We watched from the Senate gallery as Senator Blumenthal (D-Connecticut) together with co-sponsoring Senator Cornyn (R-Texas) presented the Affordable Prescriptions for Patients Act for passage by unanimous consent (Unanimous Consent Request—S. 1416). This bill would have put limits on one of the games drug companies use to keep control of a medication and its pricing by extending its patent. The Affordable Prescriptions for Patients Act had already been carefully considered and passed by the Senate Judiciary Committee (in which Committee Republicans are in the majority). It seemed to us like this would be a slam-dunk.

Imagine our surprise when Senator Durbin (D-Illinois), a supporter and cosponsor of the Affordable Prescriptions for Patients Act, stood to object—not because he didn’t want it passed, but because he wanted to add to the bill an amendment that would require drug companies to simply disclose the cost of a drug every time they advertise it. (This amendment is referred to as the Durbin-Grassley amendment or S. 1437.) Note that Mr. Grassley is a Republican Senator from Iowa, i.e. this amendment also has bipartisan support both in the Senate and among voters.

Ah, we thought, now this is logical.
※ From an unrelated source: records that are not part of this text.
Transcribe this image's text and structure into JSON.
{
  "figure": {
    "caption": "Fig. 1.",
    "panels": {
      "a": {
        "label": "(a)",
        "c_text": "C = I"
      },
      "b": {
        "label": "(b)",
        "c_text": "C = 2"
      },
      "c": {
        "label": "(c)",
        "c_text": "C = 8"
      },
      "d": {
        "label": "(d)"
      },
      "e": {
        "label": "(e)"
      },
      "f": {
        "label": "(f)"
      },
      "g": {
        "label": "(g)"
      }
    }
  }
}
Surely there won’t be any objection, we’ll get this reasonable amendment and then we’ll also get the patent legislation.

But: From under the gallery Senator Patrick Toomey (R-Pennsylvannia, serving since 2011) rose to object.

I am sympathetic with the idea of requiring greater transparency on healthcare costs generally…It doesn’t strike me, obviously, as a good idea to mislead people, including in this context. Why do I say it is misleading? It is because the legislation requires the list price or the wholesale acquisition price of a drug to be the price that is put in the ad, despite the fact that almost no one ever pays either of those prices. There are huge rebates that are built into the system. 

And this is a reason not to demand the drug companies disclose their pricing on their ads? It is hard for me to imagine a more bogus, disingenuous argument. Nonetheless, Mr. Toomey’s objection served the purpose of McConnell’s leadership and power trip: Never let legislation sneak by that could 1) threaten Republican protection of corporate power and 2) never let anything come to the floor that might result in an embarrassing recorded vote, regardless of how bipartisan the support.

Mitch McConnell has worked hard to earn his rank as the least popular legislator in Congress, both nationally and in his home state of Kentucky. He changes his talk to suit an audience faster than a chameleon changes color to match its background. For Kentucky audiences on public television he “brings home the bacon” and allows Kentucky to “punch above its weight.” For the Hannity listenership on Fox, McConnell is working hand in hand with Trump’s lawyers on impeachment defense. He crows about his senatorial power politics.

McConnell faces a credible challenger this November, Amy McGrath, a former Marine fighter pilot. As a resident of Eastern Washington, I am reminded of the razor thin vote margin by which George Nethercutt unseated Tom Foley, then Speaker of the U.S. House of Representatives, in the tumultuous political times of 1994. May such a surprise await McConnell this fall. While McConnell remains in power we are assured of partisan dysfunction in Congress, dysfunction that prevents even the most reasonable bipartisan legislation like these drug bills from becoming law.

On the lighter side, McConnell’s reign has sparked some ingenious lyrics and song. (Watch and listen to “Song for McConnell” on youtube. It will make you smile.)